Poliedro de Caracas: onde votou o povo do leste
A imprensa internacional ficou apenas com a imagem gerada pelos grupos opositores em regiões específicas da capital e em outras poucas cidades do país. Seguramente não tiveram tempo de conferir as longas filas geradas nas aforas do Poliedro de Caracas (maior centro de votação, habilitado para receber os eleitores das zonas de protestos). Mas a análise da imagem deve levar em conta um elemento: os eleitores que compareceram ao ginásio, localizado na região sudeste da cidade, eram precisamente os moradores do leste da capital, que não puderam votar em suas respectivas seções eleitorais, impedidos pelos grupos violentos da oposição.
A votação no Poliedro foi uma novidade no processo eleitoral da Venezuela. Tratou-se de uma resposta do Conselho Nacional Eleitoral às ameaças e chamados à violência dos grupos opositores, ativando um plano de contingência para permitir que os eleitores das zonas de conflito pudessem exercer seu direito ao voto.
Brasil assume a política externa da hipocrisia
Alinhado com os governos mais à direita e tão impopulares quanto ele, o governo brasileiro arremeteu contra a soberania da Venezuela durante a realização da eleição pela Assembleia Nacional Constituinte (ANC). Citando uma coluna no jornal Folha de São Paulo, o diário venezuelano El Universal reproduziu falas do chanceler do governo de Michel Temer, Aloysio Nunes, segundo as quais afirma que a ANC se tratava de uma ‘manobra’ do governo de Nicolás Maduro. Justo ele, chanceler de um governo sem votos, produto de uma manobra política golpista.

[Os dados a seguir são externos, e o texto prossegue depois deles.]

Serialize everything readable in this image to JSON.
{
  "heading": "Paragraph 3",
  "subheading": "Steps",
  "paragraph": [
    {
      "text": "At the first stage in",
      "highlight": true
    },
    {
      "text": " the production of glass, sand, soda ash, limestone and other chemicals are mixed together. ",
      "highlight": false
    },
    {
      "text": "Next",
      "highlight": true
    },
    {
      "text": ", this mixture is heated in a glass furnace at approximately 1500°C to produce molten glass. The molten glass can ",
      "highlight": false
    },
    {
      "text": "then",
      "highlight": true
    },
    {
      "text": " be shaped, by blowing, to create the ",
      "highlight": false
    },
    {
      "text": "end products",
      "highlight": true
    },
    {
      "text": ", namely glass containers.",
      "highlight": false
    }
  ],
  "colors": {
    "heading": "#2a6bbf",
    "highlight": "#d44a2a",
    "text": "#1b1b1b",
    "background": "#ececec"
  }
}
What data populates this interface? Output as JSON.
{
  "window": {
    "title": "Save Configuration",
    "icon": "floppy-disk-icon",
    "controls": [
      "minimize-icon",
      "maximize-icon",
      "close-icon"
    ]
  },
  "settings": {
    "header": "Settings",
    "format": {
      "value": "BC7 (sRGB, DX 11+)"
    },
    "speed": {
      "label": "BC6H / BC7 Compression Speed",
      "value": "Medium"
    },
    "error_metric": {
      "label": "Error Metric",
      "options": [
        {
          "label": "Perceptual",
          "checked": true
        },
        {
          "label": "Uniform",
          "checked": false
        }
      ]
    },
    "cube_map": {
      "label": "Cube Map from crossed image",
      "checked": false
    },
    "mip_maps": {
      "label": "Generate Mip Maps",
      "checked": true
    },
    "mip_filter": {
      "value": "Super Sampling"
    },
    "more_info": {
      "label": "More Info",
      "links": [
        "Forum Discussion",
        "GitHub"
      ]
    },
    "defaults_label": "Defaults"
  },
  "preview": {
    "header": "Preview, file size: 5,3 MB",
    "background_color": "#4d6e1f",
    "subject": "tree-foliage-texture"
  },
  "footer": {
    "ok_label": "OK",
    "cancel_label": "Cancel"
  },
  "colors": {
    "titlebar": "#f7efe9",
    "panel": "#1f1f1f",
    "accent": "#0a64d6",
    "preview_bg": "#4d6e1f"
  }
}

Aloysio Nunes se disse ‘indignado’ com a repressão aos manifestantes venezuelanos e defendeu a ‘reconstrução da Venezuela’. O ministro brasileiro, que em outro momento já defendeu a renúncia do presidente Nicolás Maduro e a realização de eleições diretas, parece recomendar à Venezuela as mesmas saídas que defendem os movimentos populares do Brasil para a grave crise que o país enfrenta, desde que a direita brasileira resolveu adotar métodos antidemocráticos e retirar da presidência uma presidenta democraticamente eleita, colocando no poder um governo que hoje em dia goza de menos de 5% de popularidade.
Forças Armadas Bolivarianas: “Respeitem a vontade popular”
Logo depois do fim da votação, o ministro da Defesa da Venezuela, Vladmir Padrino Lopez, realizou uma coletiva de imprensa, na qual destacou a alta participação popular na votação pela Constituinte e o sucesso do Plano República, operação de segurança destacada para o controle da ordem pública durante os últimos 25 processos eleitorais da Venezuela.
“Foi colocado em jogo a soberania da pátria. E quando isso acontece, encontrarão uma Forças Armadas de pé”, afirmou. “Sabemos o caminho que queremos transitar, e é o caminho de Bolívar, da independência, do direito de sermos livres”.
Lopez confirmou a morte de um oficial da Guarda Nacional Bolivariana dentro de um centro de votação na cidade andina de Mérida, no oeste do país. Referindo-se aos chamados de insurreição feitos pela oposição, ele disse: “Deixem de fazer chamados às Forças Armadas. Temos suficiente consciência do papel que as Forças Armadas têm nesses 18 anos”.
E também enviou uma mensagem aos países que insistem em intervir nos assuntos internos da Venezuela: “Peço aos países de todo mundo: respeitem a vontade popular”.